Having the right tools and processes can make all the difference for small businesses, especially during trying times. Payroll is an integral part of business operations - after all, if you don't pay your people, they won't do the work.
Creating a streamlined payroll calendar can help simplify this repetitive and often tedious task. This resource identifies when employees get paid, deadlines, pay periods, and significant tax dates. Here are five tips for creating a payroll calendar that helps keep your business moving forward.
Implement Smart Software
Using smart payroll software can help simplify processes, create reminders about important dates, and ensure everything is accurate and compliant with regulations. According to the experts at Checkmark, it can also provide advanced cybersecurity features such as data back-up to protect your important information (visit website for more details).
Using software helps reduce human error during your payroll process, both on the employee side and the employer side of things. Invest in intuitive software that makes timeline tracking and deadline reminders a breeze.
Create Date Alignment for Different Employees
Choosing the right payment dates can make a huge difference when trying to streamline your payroll calendar. It allows payroll processors and accounting staff to do batch work with a more efficient workflow. This streamlined approach can also save you time and money in processing fees.
The challenge is that many businesses have a variety of employees with different work and payment structures. For example, one company could have monthly salaried employees, bi-weekly hourly employees, and contracted employees working on a retainer.
Ensuring the payment dates are aligned is a quick, efficient way to use a payroll calendar to streamline your business. Just ensure your payment frequencies are compliant with state regulations. Again, using payroll software can help with this issue.
Clarify the Holidays
It's important to understand what is expected in terms of holiday and statutory pay for your business and employees. There are a lot of variables to consider. While compensation is required for some holidays, it isn't on others. Additionally, hourly employees might receive different compensation, depending on their schedules and terms. Furthermore, some businesses choose to pay on typically unpaid holidays as a business perk.
Take the time to clarify which holidays are paid, which are unpaid, and which have special considerations. Highlight these holidays on your payroll calendar with different labels or color themes to ensure you are prepared for variations.

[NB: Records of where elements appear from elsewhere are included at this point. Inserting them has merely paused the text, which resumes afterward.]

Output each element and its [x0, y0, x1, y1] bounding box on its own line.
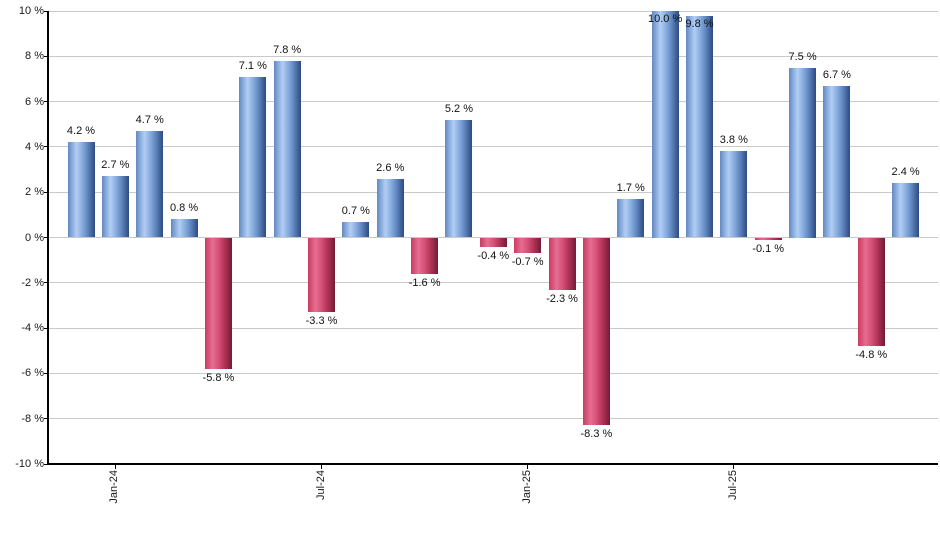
y-axis-tick	[44, 237, 48, 238]
bar	[273, 60, 301, 238]
x-axis-tick	[733, 464, 735, 469]
bar-value-label: -4.8 %	[855, 349, 888, 362]
gridline	[48, 10, 938, 12]
y-axis-tick	[44, 418, 48, 420]
bar-value-label: 10.0 %	[647, 13, 683, 25]
bar	[892, 183, 920, 238]
bar	[239, 76, 267, 238]
bar-value-label: -8.3 %	[580, 428, 613, 441]
y-axis-label: -4 %	[21, 322, 44, 335]
bar-value-label: -0.1 %	[752, 242, 785, 255]
bar-value-label: -3.3 %	[305, 315, 338, 328]
bar	[582, 237, 610, 426]
bar	[445, 119, 473, 238]
bar-value-label: 4.2 %	[66, 125, 96, 138]
bar-value-label: 2.4 %	[891, 166, 920, 179]
gridline	[48, 372, 938, 374]
y-axis-label: 0 %	[25, 231, 44, 244]
bar	[308, 237, 336, 313]
bar	[548, 237, 576, 290]
y-axis-label: -10 %	[15, 458, 44, 470]
bar	[101, 176, 129, 238]
gridline	[48, 101, 938, 103]
y-axis-label: 4 %	[25, 140, 44, 153]
bar-value-label: 0.8 %	[170, 202, 199, 215]
bar-value-label: 2.7 %	[101, 159, 130, 172]
bar-value-label: 6.7 %	[822, 68, 851, 81]
bar-value-label: 0.7 %	[341, 204, 370, 217]
gridline	[48, 55, 938, 57]
bar	[411, 237, 439, 274]
bar	[136, 131, 164, 238]
bar-value-label: 9.8 %	[685, 17, 714, 30]
x-axis-label: Jul-24	[314, 470, 327, 500]
y-axis-tick	[44, 463, 48, 465]
bar	[754, 237, 782, 240]
x-axis-label: Jan-25	[520, 470, 533, 504]
bar-value-label: 2.6 %	[376, 161, 405, 174]
bar-value-label: -1.6 %	[408, 276, 441, 289]
x-axis-line	[47, 463, 938, 465]
bar-value-label: 3.8 %	[719, 134, 748, 147]
gridline	[48, 146, 938, 148]
x-axis-tick	[114, 464, 116, 469]
bar-value-label: 7.5 %	[788, 50, 817, 63]
bar-value-label: -5.8 %	[202, 371, 235, 384]
bar	[204, 237, 232, 369]
bar-value-label: 4.7 %	[135, 114, 164, 127]
bar	[720, 151, 748, 238]
y-axis-label: 2 %	[25, 186, 44, 199]
y-axis-label: -8 %	[21, 412, 44, 425]
bar	[789, 67, 817, 238]
y-axis-label: -6 %	[21, 367, 44, 380]
x-axis-tick	[527, 464, 529, 469]
bar-value-label: 1.7 %	[616, 181, 645, 194]
gridline	[48, 418, 938, 420]
x-axis-tick	[321, 464, 323, 469]
bar-value-label: -0.7 %	[511, 256, 544, 269]
bar-value-label: -2.3 %	[546, 292, 578, 305]
y-axis-tick	[44, 372, 48, 374]
gridline	[48, 327, 938, 329]
bar	[342, 221, 370, 238]
y-axis-label: 8 %	[25, 50, 44, 63]
y-axis-label: 6 %	[25, 95, 44, 108]
y-axis-tick	[44, 55, 48, 57]
bar-value-label: 7.8 %	[273, 43, 302, 56]
x-axis-label: Jul-25	[726, 470, 739, 500]
gridline	[48, 282, 938, 284]
bar-value-label: -0.4 %	[477, 249, 510, 262]
bar	[857, 237, 885, 347]
gridline	[48, 191, 938, 193]
y-axis-tick	[44, 327, 48, 329]
y-axis-tick	[44, 282, 48, 284]
bar	[479, 237, 507, 247]
bar	[685, 15, 713, 238]
bar	[617, 198, 645, 238]
y-axis-line	[47, 11, 49, 464]
y-axis-tick	[44, 10, 48, 12]
bar	[651, 11, 679, 238]
y-axis-tick	[44, 146, 48, 148]
y-axis-label: 10 %	[18, 5, 44, 17]
y-axis-label: -2 %	[21, 276, 44, 289]
y-axis-tick	[44, 191, 48, 193]
x-axis-label: Jan-24	[108, 470, 121, 504]
bar	[514, 237, 542, 254]
bar	[67, 142, 95, 238]
bar-value-label: 7.1 %	[238, 59, 267, 72]
bar-value-label: 5.2 %	[444, 102, 474, 115]
bar	[376, 178, 404, 238]
y-axis-tick	[44, 101, 48, 103]
bar	[170, 219, 198, 238]
bar	[823, 85, 851, 238]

Outline the Process and Corresponding Deadlines
Payday isn't the only important thing to highlight on a payroll calendar. You'll also need to highlight the different deadlines leading to payday. For example, employees might have to submit their timesheets four days before payday. Additionally, business owners may need to process payroll three days ahead of payday to ensure everything goes through.
The key dates and deadlines will vary from business to business, based on the software and payment structure you use. Outlining these key considerations on a payroll calendar will make it easier to create standard business processes and make payroll processing routine.
Another critical component of your payroll calendar will be the tax deadlines that are relevant to your business. Depending on your business size and structure, you may have various tax deadlines throughout the year. Missing these deadlines can cost the company a great deal of time and money.
Finally, be sure to clarify payroll dates with employees and ensure they know what's expected of them. Manage their expectations and clearly outline their responsibilities, so that they understand what happens if they fail to submit their time sheets by the deadline. Using payroll software can help centralize important information (like time sheets) and send helpful automated reminders to you and your staff.
With these five tips, you can create a useful payroll calendar to keep your core business processes on track.